What is Pandas?
Pandas is a Python library that provides fast, flexible, and expressive data structures designed to make working with "relational" or "labeled" data both easy and intuitive. It's the go-to tool for practical, real-world data analysis in Python.
The Pandas Series
A Series is a one-dimensional, labeled array capable of holding any data type (integers, strings, floats, Python objects, etc.). Think of it as a single column in a spreadsheet. It has two main components:
- Data: The actual values.
- Index: A label for each data point. If you don't specify an index, Pandas creates a default integer index from 0 to N-1.
Python
import pandas as pd # It's a strong convention to import pandas as pd
# Creating a Series from a list
population = pd.Series([990_000, 850_000, 3_400_000], name='Population')

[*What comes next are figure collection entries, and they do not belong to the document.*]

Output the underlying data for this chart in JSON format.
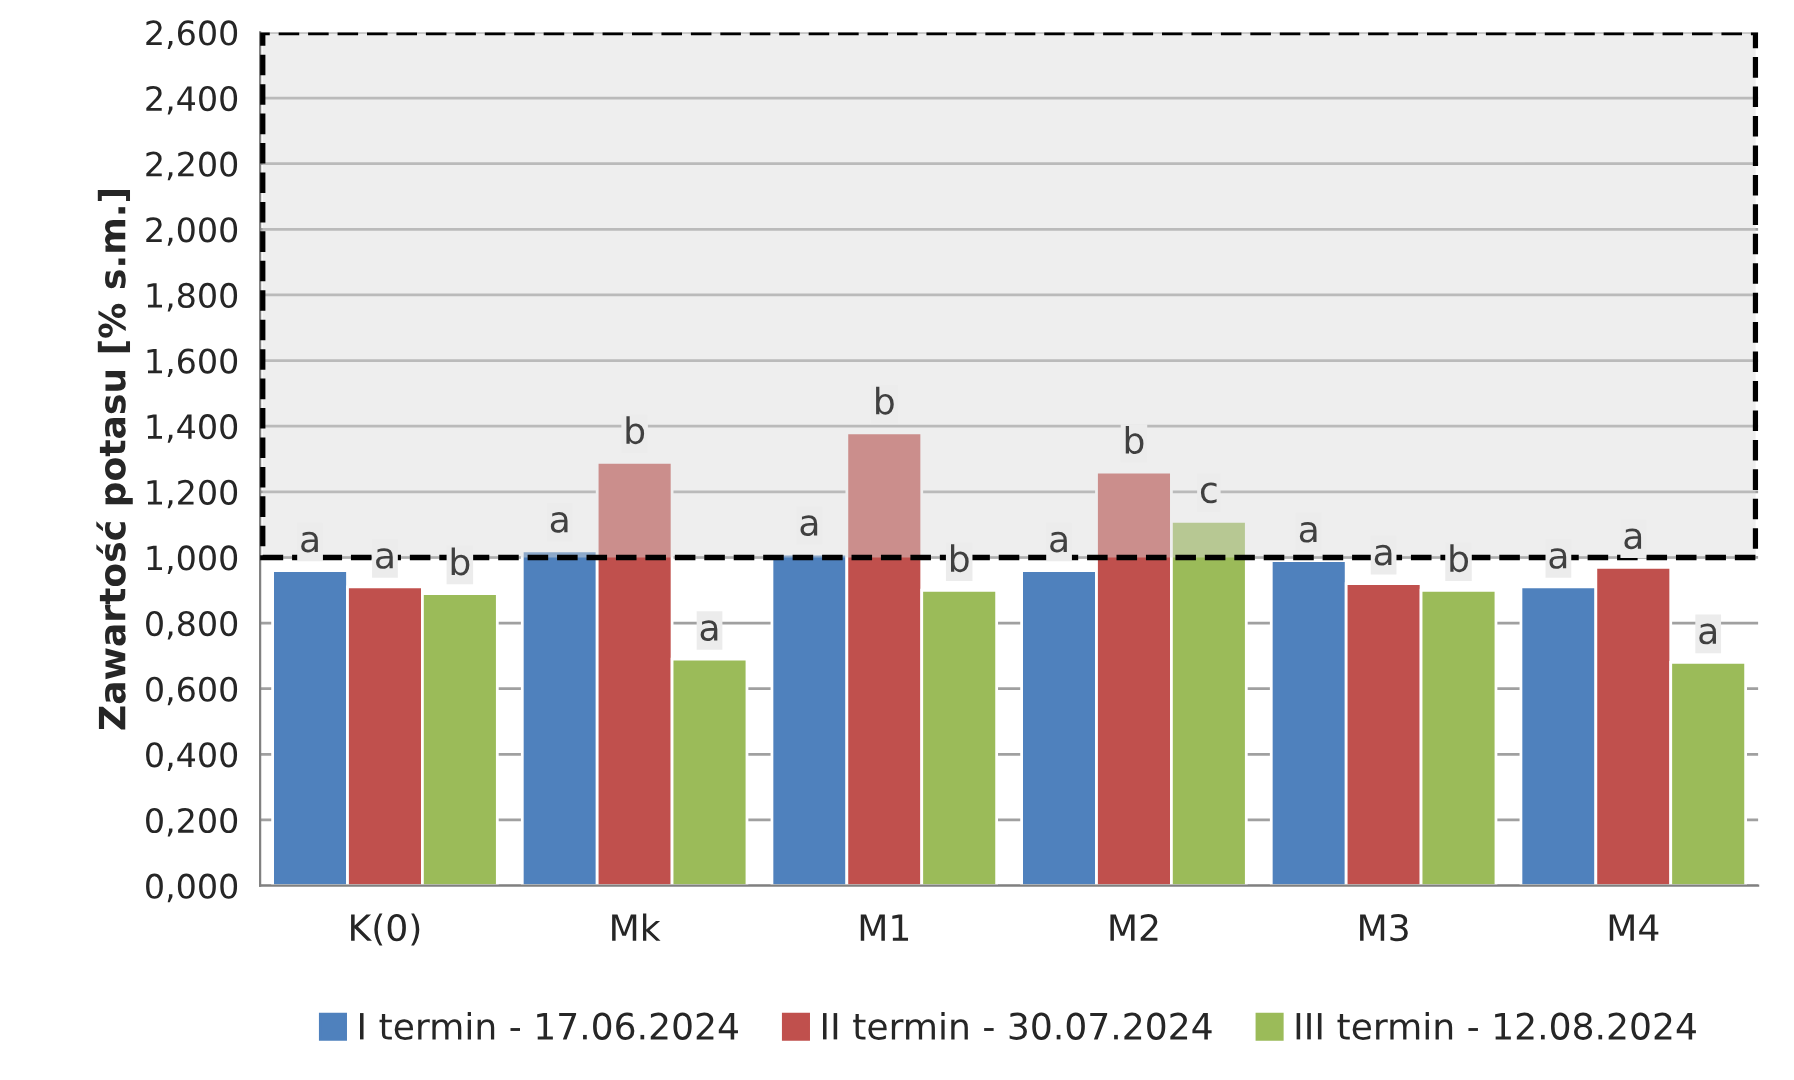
{
  "chart_data": {
    "type": "bar",
    "ylabel": "Zawartość potasu [% s.m.]",
    "categories": [
      "K(0)",
      "Mk",
      "M1",
      "M2",
      "M3",
      "M4"
    ],
    "series": [
      {
        "name": "I termin - 17.06.2024",
        "color": "#4f81bd",
        "values": [
          0.96,
          1.02,
          1.01,
          0.96,
          0.99,
          0.91
        ],
        "value_labels": [
          "a",
          "a",
          "a",
          "a",
          "a",
          "a"
        ]
      },
      {
        "name": "II termin - 30.07.2024",
        "color": "#c0504d",
        "values": [
          0.91,
          1.29,
          1.38,
          1.26,
          0.92,
          0.97
        ],
        "value_labels": [
          "a",
          "b",
          "b",
          "b",
          "a",
          "a"
        ]
      },
      {
        "name": "III termin - 12.08.2024",
        "color": "#9bbb59",
        "values": [
          0.89,
          0.69,
          0.9,
          1.11,
          0.9,
          0.68
        ],
        "value_labels": [
          "b",
          "a",
          "b",
          "c",
          "b",
          "a"
        ]
      }
    ],
    "ylim": [
      0,
      2.6
    ],
    "yticks": [
      {
        "value": 0,
        "label": "0,000"
      },
      {
        "value": 0.2,
        "label": "0,200"
      },
      {
        "value": 0.4,
        "label": "0,400"
      },
      {
        "value": 0.6,
        "label": "0,600"
      },
      {
        "value": 0.8,
        "label": "0,800"
      },
      {
        "value": 1.0,
        "label": "1,000"
      },
      {
        "value": 1.2,
        "label": "1,200"
      },
      {
        "value": 1.4,
        "label": "1,400"
      },
      {
        "value": 1.6,
        "label": "1,600"
      },
      {
        "value": 1.8,
        "label": "1,800"
      },
      {
        "value": 2.0,
        "label": "2,000"
      },
      {
        "value": 2.2,
        "label": "2,200"
      },
      {
        "value": 2.4,
        "label": "2,400"
      },
      {
        "value": 2.6,
        "label": "2,600"
      }
    ],
    "bands": [
      {
        "axis": "y",
        "from": 1.0,
        "to": 2.6,
        "color": "#d9d9d9"
      }
    ],
    "grid": "y",
    "legend": "bottom"
  }
}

print("--- Default Index ---")
print(population)
# Creating a Series with a custom index
population_labeled = pd.Series(
    [990_000, 850_000, 3_400_000],
    index=['San Jose', 'San Francisco', 'Los Angeles'],
    name='Population'
)
print("\n--- Custom Index ---")
print(population_labeled)
# Accessing data via index label
print(f"\nPopulation of Los Angeles: {population_labeled['Los Angeles']}")
The Pandas DataFrame
A DataFrame is a two-dimensional, size-mutable, and potentially heterogeneous tabular data structure with labeled axes (rows and columns). It's the most commonly used Pandas object. Think of it as a spreadsheet, an SQL table, or a dictionary of Series objects.
A DataFrame has both a row index and a column index.
Python
# Creating a DataFrame from a dictionary
data = {
    'City': ['San Jose', 'San Francisco', 'Los Angeles'],
    'Population': [990_000, 850_000, 3_400_000],
    'State': ['CA', 'CA', 'CA']
}
df = pd.DataFrame(data)
print(df)
Inspecting Your DataFrame
Once you've loaded your data, you'll want to inspect it. Here are some essential methods:
- df.head(): View the first 5 rows.
- df.tail(): View the last 5 rows.
- df.shape: Get the dimensions (rows, columns).
- df.info(): Get a concise summary, including data types and non-null counts.
- df.describe(): Get descriptive statistics for numerical columns (count, mean, std, etc.).
Python
# Using the DataFrame created above
print("\n--- DataFrame Info ---")
df.info()
print("\n--- Descriptive Stats ---")
print(df.describe())